Arizona, in first test, will allow voters to cast ballots online in

Over the past several years, the Internet has begun remaking key aspects of American life: communication, information, banking, and commerce.

It is now poised to start nibbling away at the way citizens govern themselves, too.

Arizona, in a first for the nation, plans to allow voters in its Democratic presidential primary March 11 to cast ballots on the Internet. Democrats will be permitted to vote online from home, work, or at traditional polling stations. While the issues involved in spreading Web voting are too complex to predict rapid growth of such ballots, the Arizona move is seen as a pacesetter that could galvanize fast action elsewhere.

Indeed, last Friday the White House announced the launch of a National Science Foundation study assessing Internet voting for the nation as a whole.

Explaining the Arizona decision, state Democratic Party chairman Mark Fleisher says, "We want to make voting fun, easy, and exciting."

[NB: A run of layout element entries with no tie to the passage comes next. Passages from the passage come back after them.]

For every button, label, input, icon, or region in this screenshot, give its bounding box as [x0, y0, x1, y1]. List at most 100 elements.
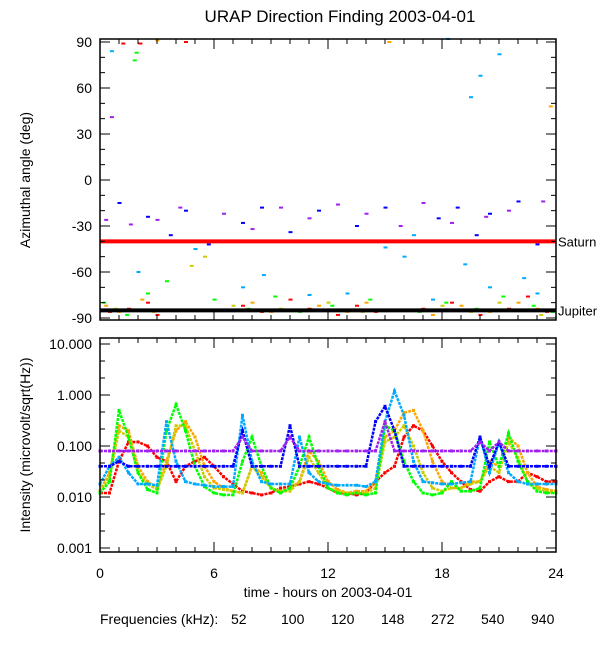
intensity-point-120 [393, 435, 396, 439]
azimuth-point-148 [501, 295, 506, 298]
intensity-point-540 [193, 464, 197, 468]
intensity-point-148 [127, 435, 130, 439]
intensity-point-540 [165, 464, 168, 468]
azimuth-point-100 [104, 304, 109, 307]
azimuth-point-52 [478, 313, 483, 316]
intensity-point-52 [203, 455, 206, 459]
intensity-point-100 [488, 459, 491, 463]
azimuth-point-540 [168, 234, 173, 237]
intensity-point-120 [298, 480, 301, 484]
intensity-point-272 [440, 482, 444, 486]
intensity-point-120 [497, 471, 501, 475]
intensity-point-52 [412, 424, 415, 428]
azimuth-point-52 [138, 42, 143, 45]
intensity-point-148 [184, 429, 187, 433]
legend-item-272: 272 [431, 611, 455, 627]
azimuth-point-52 [146, 301, 150, 304]
intensity-point-148 [250, 435, 254, 439]
intensity-point-52 [231, 482, 235, 486]
azimuth-point-540 [260, 206, 264, 209]
azimuth-point-540 [436, 217, 441, 220]
azimuth-point-148 [444, 301, 449, 304]
legend-item-120: 120 [331, 611, 355, 627]
intensity-point-52 [478, 489, 482, 493]
azimuth-point-100 [516, 301, 521, 304]
intensity-point-272 [516, 480, 520, 484]
azimuth-point-540 [516, 200, 521, 203]
intensity-point-148 [440, 491, 444, 495]
intensity-point-540 [526, 464, 529, 468]
intensity-point-120 [241, 491, 244, 495]
azimuth-point-120 [203, 255, 207, 258]
reference-label-jupiter: Jupiter [558, 303, 598, 318]
intensity-point-540 [345, 464, 349, 468]
intensity-point-52 [127, 440, 130, 444]
intensity-point-100 [212, 480, 216, 484]
x-tick-label: 0 [96, 565, 104, 581]
azimuth-point-148 [368, 298, 373, 301]
intensity-point-148 [431, 493, 434, 497]
azimuth-point-52 [336, 313, 340, 316]
intensity-point-940 [402, 449, 406, 453]
intensity-point-540 [516, 464, 520, 468]
intensity-y-tick-label: 0.100 [57, 438, 92, 454]
azimuth-point-100 [140, 298, 145, 301]
azimuth-point-52 [184, 41, 188, 43]
intensity-point-148 [222, 493, 225, 497]
intensity-point-120 [279, 489, 282, 493]
intensity-point-940 [250, 449, 254, 453]
intensity-point-940 [488, 449, 491, 453]
intensity-point-148 [231, 493, 235, 497]
azimuth-point-940 [250, 228, 255, 231]
azimuth-panel: Saturn Jupiter 90 60 30 0 -30 -60 -90 [72, 34, 598, 326]
azimuth-point-940 [398, 225, 403, 227]
intensity-point-272 [212, 485, 216, 489]
intensity-point-540 [488, 464, 491, 468]
intensity-point-272 [193, 482, 197, 486]
azimuth-point-940 [541, 200, 546, 203]
intensity-point-540 [260, 464, 263, 468]
intensity-point-940 [459, 449, 463, 453]
azimuth-point-540 [288, 231, 293, 234]
intensity-point-272 [412, 459, 415, 463]
azimuth-point-540 [146, 215, 150, 218]
reference-label-saturn: Saturn [558, 234, 596, 249]
intensity-point-940 [279, 449, 282, 453]
intensity-point-940 [469, 449, 472, 453]
intensity-point-940 [307, 449, 311, 453]
intensity-point-540 [117, 459, 121, 463]
intensity-point-100 [526, 471, 529, 475]
intensity-point-120 [108, 475, 111, 479]
legend-item-940: 940 [531, 611, 555, 627]
intensity-point-272 [469, 480, 472, 484]
intensity-point-272 [507, 471, 510, 475]
intensity-point-120 [288, 489, 292, 493]
intensity-point-540 [507, 464, 510, 468]
intensity-point-940 [212, 449, 216, 453]
intensity-point-272 [355, 483, 358, 487]
intensity-point-272 [535, 482, 539, 486]
intensity-point-272 [203, 483, 206, 487]
legend-item-52: 52 [231, 611, 247, 627]
intensity-point-540 [326, 464, 330, 468]
intensity-point-540 [421, 464, 425, 468]
intensity-point-940 [526, 449, 529, 453]
azimuth-point-52 [241, 304, 245, 307]
intensity-point-540 [450, 464, 453, 468]
intensity-point-272 [298, 435, 301, 439]
intensity-point-272 [450, 482, 453, 486]
intensity-point-100 [260, 471, 263, 475]
intensity-point-940 [222, 449, 225, 453]
intensity-point-272 [336, 483, 339, 487]
azimuth-y-tick-label: -90 [72, 310, 92, 326]
x-tick-label: 12 [320, 565, 336, 581]
intensity-point-940 [374, 449, 377, 453]
x-tick-label: 6 [210, 565, 218, 581]
intensity-point-940 [231, 449, 235, 453]
intensity-point-100 [355, 489, 358, 493]
azimuth-point-148 [165, 280, 169, 283]
azimuth-point-120 [326, 301, 331, 304]
intensity-point-120 [545, 489, 548, 493]
intensity-point-940 [193, 449, 197, 453]
intensity-point-940 [345, 449, 349, 453]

While no one knows how competitive the nomination race will be by March, the online vote already has historic significance.

"I think it breaks the logjam psychologically," says Marc Strassman, an official with Votation.com, a Web company dedicated to building the technology used with electronic voting.

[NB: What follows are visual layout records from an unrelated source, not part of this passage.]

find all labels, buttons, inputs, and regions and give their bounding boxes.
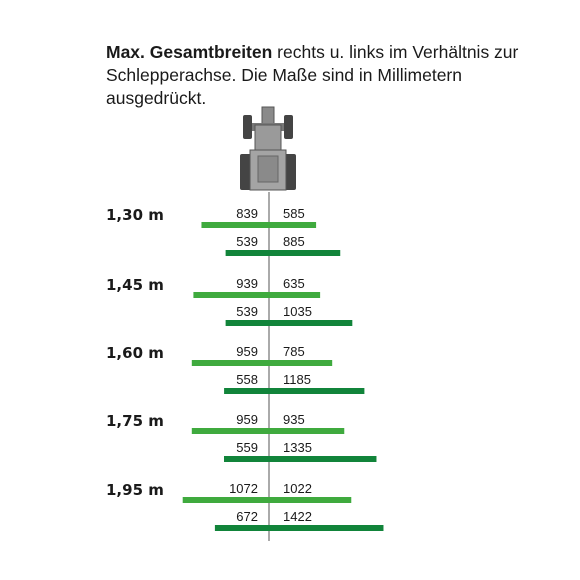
right-value-label: 1185 [283, 372, 311, 387]
width-bar [224, 456, 377, 462]
width-bar [191, 360, 333, 366]
width-bar [225, 320, 353, 326]
right-value-label: 1335 [283, 440, 312, 455]
left-value-label: 672 [236, 509, 258, 524]
right-value-label: 1035 [283, 304, 312, 319]
tractor-top-view-icon [240, 106, 296, 191]
description-text: Max. Gesamtbreiten rechts u. links im Ve… [106, 41, 546, 110]
right-value-label: 635 [283, 276, 305, 291]
description-title: Max. Gesamtbreiten [106, 42, 273, 62]
left-value-label: 959 [236, 344, 258, 359]
left-value-label: 939 [236, 276, 258, 291]
width-label: 1,75 m [106, 412, 164, 430]
width-label: 1,60 m [106, 344, 164, 362]
right-value-label: 935 [283, 412, 305, 427]
width-bar [201, 222, 317, 228]
width-bar [191, 428, 345, 434]
right-value-label: 1422 [283, 509, 312, 524]
left-value-label: 839 [236, 206, 258, 221]
width-label: 1,45 m [106, 276, 164, 294]
left-value-label: 559 [236, 440, 258, 455]
width-label: 1,95 m [106, 481, 164, 499]
left-value-label: 1072 [229, 481, 258, 496]
width-bar [214, 525, 384, 531]
width-bar [225, 250, 341, 256]
right-value-label: 1022 [283, 481, 312, 496]
right-value-label: 585 [283, 206, 305, 221]
width-bar [193, 292, 321, 298]
left-value-label: 539 [236, 234, 258, 249]
left-value-label: 539 [236, 304, 258, 319]
width-label: 1,30 m [106, 206, 164, 224]
width-bar [224, 388, 365, 394]
left-value-label: 558 [236, 372, 258, 387]
description-body: rechts u. links im Verhältnis zur Schlep… [106, 42, 519, 108]
right-value-label: 785 [283, 344, 305, 359]
right-value-label: 885 [283, 234, 305, 249]
left-value-label: 959 [236, 412, 258, 427]
width-bar [182, 497, 352, 503]
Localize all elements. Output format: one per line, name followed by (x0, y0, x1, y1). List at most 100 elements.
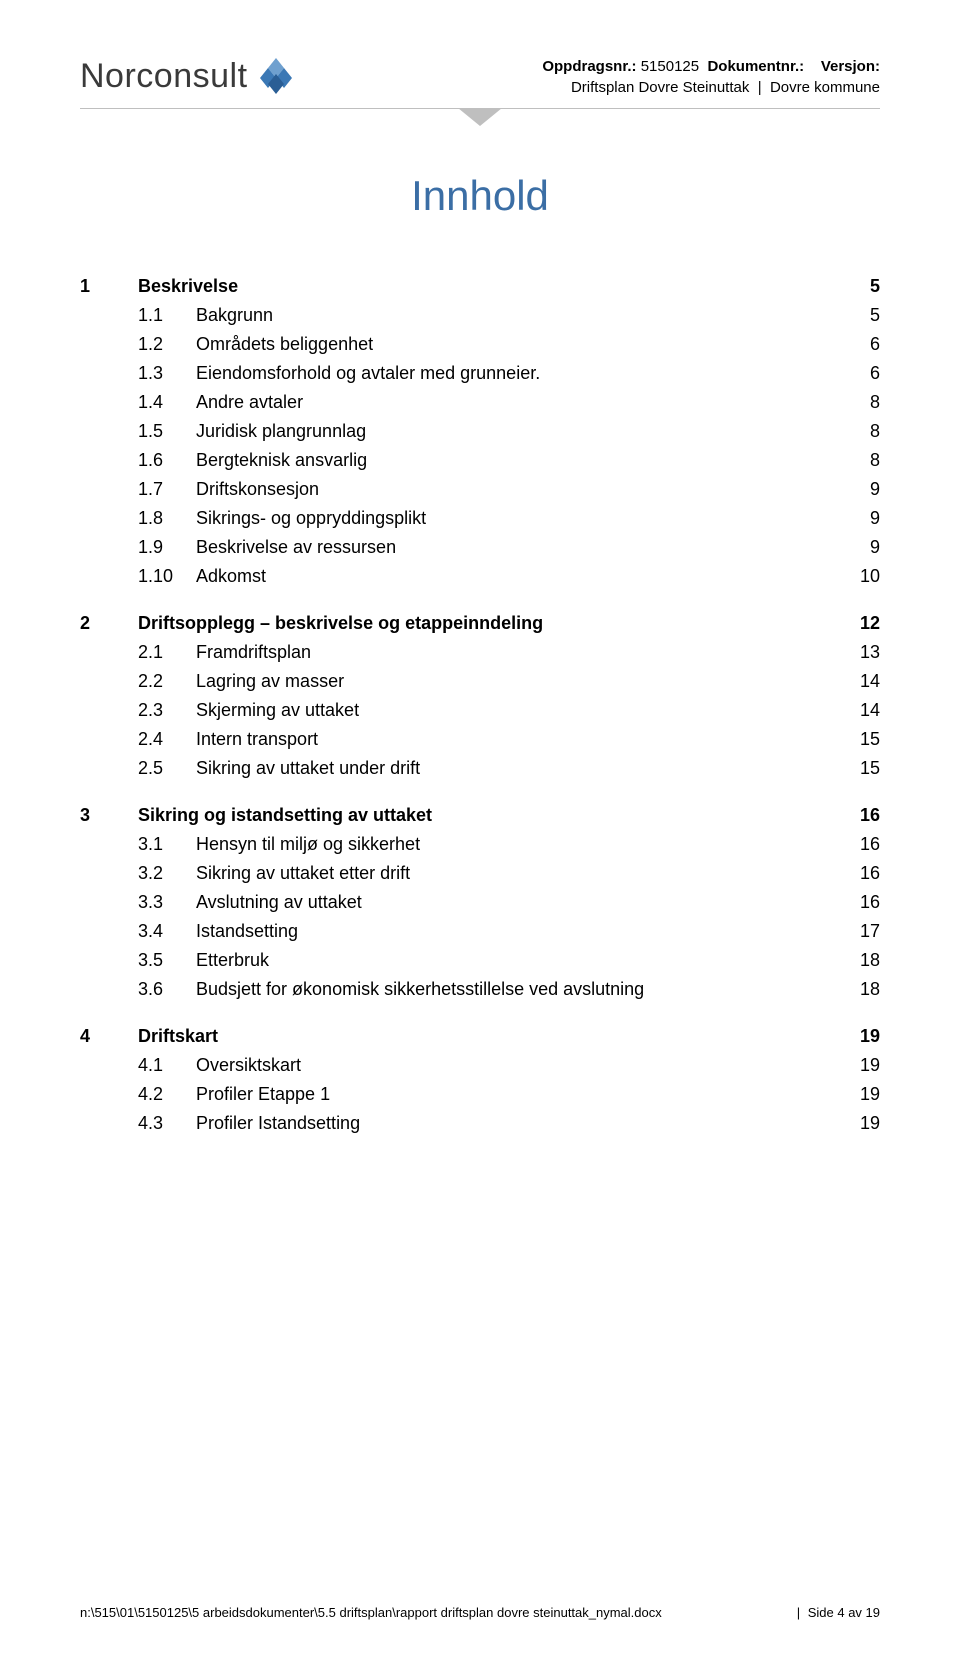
toc-num: 1.8 (138, 508, 196, 529)
toc-row[interactable]: 3.5Etterbruk18 (80, 950, 880, 971)
toc-page: 16 (840, 805, 880, 826)
toc-label: Sikring av uttaket under drift (196, 758, 840, 779)
meta-sep: | (754, 79, 770, 96)
toc-row[interactable]: 3.4Istandsetting17 (80, 921, 880, 942)
toc-label: Sikrings- og oppryddingsplikt (196, 508, 840, 529)
toc-num: 3.2 (138, 863, 196, 884)
toc-num: 1.3 (138, 363, 196, 384)
toc-label: Etterbruk (196, 950, 840, 971)
toc-label: Sikring og istandsetting av uttaket (138, 805, 840, 826)
toc-row[interactable]: 1.5Juridisk plangrunnlag8 (80, 421, 880, 442)
toc-num: 1.7 (138, 479, 196, 500)
toc-label: Oversiktskart (196, 1055, 840, 1076)
toc-label: Driftskonsesjon (196, 479, 840, 500)
toc-label: Andre avtaler (196, 392, 840, 413)
header: Norconsult Oppdragsnr.: 5150125 Dokument… (80, 56, 880, 98)
toc-page: 14 (840, 671, 880, 692)
toc-label: Profiler Istandsetting (196, 1113, 840, 1134)
toc-page: 8 (840, 421, 880, 442)
toc-num: 1.6 (138, 450, 196, 471)
toc-label: Intern transport (196, 729, 840, 750)
toc-row[interactable]: 2.2Lagring av masser14 (80, 671, 880, 692)
toc-row[interactable]: 1.2Områdets beliggenhet6 (80, 334, 880, 355)
logo-text: Norconsult (80, 57, 248, 96)
toc-row[interactable]: 3Sikring og istandsetting av uttaket16 (80, 805, 880, 826)
footer-path: n:\515\01\5150125\5 arbeidsdokumenter\5.… (80, 1605, 662, 1620)
toc-page: 19 (840, 1084, 880, 1105)
toc-row[interactable]: 1.1Bakgrunn5 (80, 305, 880, 326)
toc-label: Budsjett for økonomisk sikkerhetsstillel… (196, 979, 840, 1000)
toc-num: 2.1 (138, 642, 196, 663)
toc-label: Framdriftsplan (196, 642, 840, 663)
meta-doc-title: Driftsplan Dovre Steinuttak (571, 79, 749, 96)
toc-num: 1.9 (138, 537, 196, 558)
toc-row[interactable]: 1.4Andre avtaler8 (80, 392, 880, 413)
toc-label: Adkomst (196, 566, 840, 587)
toc-row[interactable]: 1.9Beskrivelse av ressursen9 (80, 537, 880, 558)
toc-row[interactable]: 1Beskrivelse5 (80, 276, 880, 297)
toc-page: 6 (840, 363, 880, 384)
toc-page: 18 (840, 979, 880, 1000)
footer: n:\515\01\5150125\5 arbeidsdokumenter\5.… (80, 1605, 880, 1620)
page: Norconsult Oppdragsnr.: 5150125 Dokument… (0, 0, 960, 1662)
toc-num: 2.5 (138, 758, 196, 779)
toc-label: Beskrivelse (138, 276, 840, 297)
toc-page: 17 (840, 921, 880, 942)
toc-num: 3 (80, 805, 138, 826)
toc-row[interactable]: 1.10Adkomst10 (80, 566, 880, 587)
toc-page: 19 (840, 1055, 880, 1076)
toc-label: Lagring av masser (196, 671, 840, 692)
header-meta: Oppdragsnr.: 5150125 Dokumentnr.: Versjo… (542, 56, 880, 98)
header-meta-line1: Oppdragsnr.: 5150125 Dokumentnr.: Versjo… (542, 56, 880, 77)
toc-num: 1.4 (138, 392, 196, 413)
toc-page: 8 (840, 392, 880, 413)
chevron-down-icon (80, 108, 880, 132)
footer-page-label: Side 4 av 19 (808, 1605, 880, 1620)
toc-page: 6 (840, 334, 880, 355)
meta-val-oppdragsnr: 5150125 (641, 58, 699, 75)
toc-row[interactable]: 3.1Hensyn til miljø og sikkerhet16 (80, 834, 880, 855)
toc-row[interactable]: 2.3Skjerming av uttaket14 (80, 700, 880, 721)
toc-num: 1.10 (138, 566, 196, 587)
toc-row[interactable]: 4.2Profiler Etappe 119 (80, 1084, 880, 1105)
toc-row[interactable]: 4Driftskart19 (80, 1026, 880, 1047)
toc-page: 5 (840, 305, 880, 326)
toc-page: 16 (840, 834, 880, 855)
toc-page: 9 (840, 537, 880, 558)
meta-doc-kommune: Dovre kommune (770, 79, 880, 96)
toc-num: 2.4 (138, 729, 196, 750)
toc-row[interactable]: 3.3Avslutning av uttaket16 (80, 892, 880, 913)
toc-row[interactable]: 2.5Sikring av uttaket under drift15 (80, 758, 880, 779)
toc-label: Istandsetting (196, 921, 840, 942)
toc-label: Bakgrunn (196, 305, 840, 326)
toc-row[interactable]: 2.1Framdriftsplan13 (80, 642, 880, 663)
toc-page: 13 (840, 642, 880, 663)
toc-row[interactable]: 2.4Intern transport15 (80, 729, 880, 750)
toc-num: 3.3 (138, 892, 196, 913)
toc-num: 1 (80, 276, 138, 297)
toc-page: 16 (840, 892, 880, 913)
toc-page: 19 (840, 1026, 880, 1047)
toc-page: 9 (840, 479, 880, 500)
toc-label: Driftsopplegg – beskrivelse og etappeinn… (138, 613, 840, 634)
toc-page: 18 (840, 950, 880, 971)
toc-label: Områdets beliggenhet (196, 334, 840, 355)
toc-page: 10 (840, 566, 880, 587)
toc-page: 5 (840, 276, 880, 297)
toc-row[interactable]: 3.6Budsjett for økonomisk sikkerhetsstil… (80, 979, 880, 1000)
toc-row[interactable]: 4.3Profiler Istandsetting19 (80, 1113, 880, 1134)
toc-num: 4.1 (138, 1055, 196, 1076)
toc-row[interactable]: 1.3Eiendomsforhold og avtaler med grunne… (80, 363, 880, 384)
header-meta-line2: Driftsplan Dovre Steinuttak | Dovre komm… (542, 77, 880, 98)
toc-row[interactable]: 2Driftsopplegg – beskrivelse og etappein… (80, 613, 880, 634)
toc-row[interactable]: 1.6Bergteknisk ansvarlig8 (80, 450, 880, 471)
meta-label-dokumentnr: Dokumentnr.: (707, 58, 804, 75)
toc-row[interactable]: 1.7Driftskonsesjon9 (80, 479, 880, 500)
toc-num: 2.2 (138, 671, 196, 692)
meta-label-oppdragsnr: Oppdragsnr.: (542, 58, 636, 75)
toc-num: 3.5 (138, 950, 196, 971)
toc-row[interactable]: 3.2Sikring av uttaket etter drift16 (80, 863, 880, 884)
toc-row[interactable]: 1.8Sikrings- og oppryddingsplikt9 (80, 508, 880, 529)
toc-page: 16 (840, 863, 880, 884)
toc-row[interactable]: 4.1Oversiktskart19 (80, 1055, 880, 1076)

To date, a number of private organizations, such as the Sierra Club and the American Bar Association, have conducted internal elections online. Some government jurisdictions in Washington state have tested online balloting, and the US military has tested some online voting systems for soldiers posted overseas.

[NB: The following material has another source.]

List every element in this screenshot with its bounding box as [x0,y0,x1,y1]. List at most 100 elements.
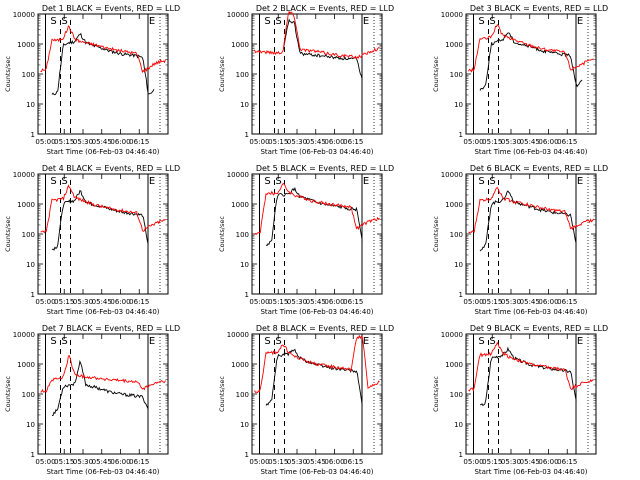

In California, a statewide task force charged with studying Web voting will issue its report next month, a step that could pave the way for tests around the state.

Kim Alexander, a member of that task force, says the Internet is undoubtedly changing politics - with everything from candidate Web sites to a rich array of finance data now posted online and available to anyone with a modem. Ms. Alexander's California Voter Foundation has begun publishing "digital sunlight" awards to states it regards as leaders in that effort. Winners for 1999 were: Illinois, New York, Michigan, Hawaii, Louisiana, Virginia, and California.

But Alexander also says the security and privacy concerns of Internet voting are considerable and by no means resolved. She asks, is it proper to cast ballots from work where the employer has a right to all e-mail sent from company computers?

Those concerns aside, some in California are eager to move ahead rapidly. Warren Slocum, clerk for San Mateo County, which contains large chunks of Silicon Valley, says he hopes Internet voting will be possible in his county by election time next November.

Most analysts expect online voting to appear first in traditional polling stations, where security is more manageable. Electronic, as opposed to manual, voting is already commonplace in some jurisdictions.

But that is seen as only a first step to the eventual opening up of online voting from home, work, and perhaps other places like shopping malls. Such voting might increase turnout among people from 18 to 34, an age group where civic participation is lower than previous generations.

Online voting could advance quickly in California if advocates succeed in passing an initiative that has been submitted to the state attorney general's office for inclusion on next November's ballot. It would legalize registration and voting in cyberspace, as well as mandate that all counties provide both. No one expects paper ballots to disappear, just to be augmented by online voting.

This movement toward cyberspace disturbs some. The Washington-based Voting Integrity Project is considering legal action to stop the Arizona move. Critics of online voting say viruses and hacking threaten security needed for Web voting, and that the integrity of the voting process would deteriorate online.